Mühendislikte hata yapma lüksü sınırlıdır. Çünkü doğru hesaplamalar ve planlamalar hayatidir. Bu durum, bireylerin özel hayatlarında da mükemmeliyetçi bir tutum sergilemelerine yol açabilir. Ancak, aile içinde bu yaklaşım, stres ve baskı hissine neden olabilir. Özellikle çocuklar üzerinde “her şeyi kusursuz yapma” beklentisi, onların özgüvenini zedeleyebilir ve bireyselleşme süreçlerini olumsuz etkileyebilir. Bu nedenle, aile üyelerinin hata yapabileceğini kabul etmek ve onları bu süreçte desteklemek önemlidir. Örneğin, çocuğunuzun bir etkinlikte başarısız olması durumunda eleştirmek yerine, onun çabasını takdir etmek ve gelişim sürecine odaklanmak daha sağlıklı bir yaklaşım olacaktır.
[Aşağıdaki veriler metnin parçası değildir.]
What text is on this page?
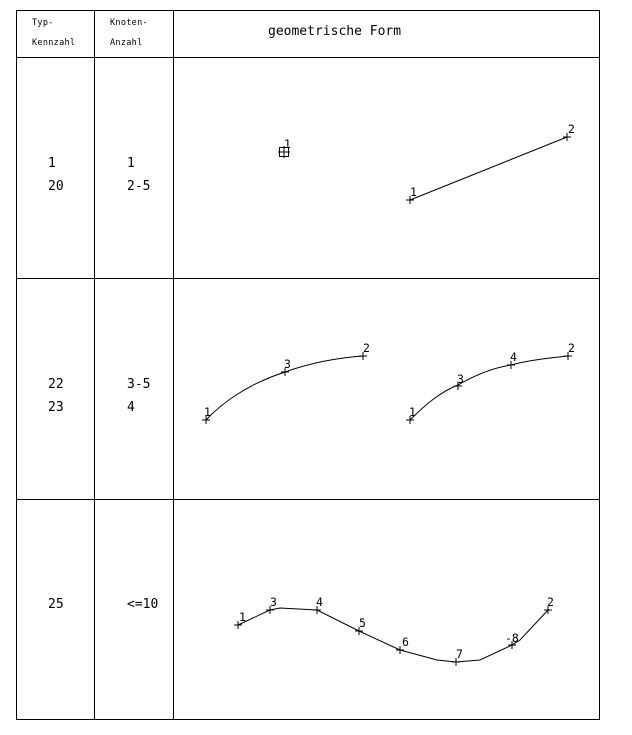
1
1
2
1
3
2
1
3
4
2
1
3	4
5
6
7
-8
2
Typ-
Kennzahl
Knoten-
Anzahl
geometrische Form
1
20
1
2-5
22
23
3-5
4
25	<=10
Özetlemek gerekirse, mühendislik gibi teknik mesleklerde çalışan bireylerin, analitik düşünce yapısını sosyal ve ailevi ilişkilerle dengeleyebilmesi kritik öneme sahiptir. Duygulara ve empatiye daha fazla alan açmak, hem sosyal bağları güçlendirir hem de bireyin kendi psikolojik iyi oluşunu destekler. Aynı zamanda, eşler ve çocuklarla birlikte daha fazla zaman geçirmek ve sorumlulukları paylaşmak, işin yarattığı stresi azaltarak daha sağlıklı bir aile ortamı sağlar.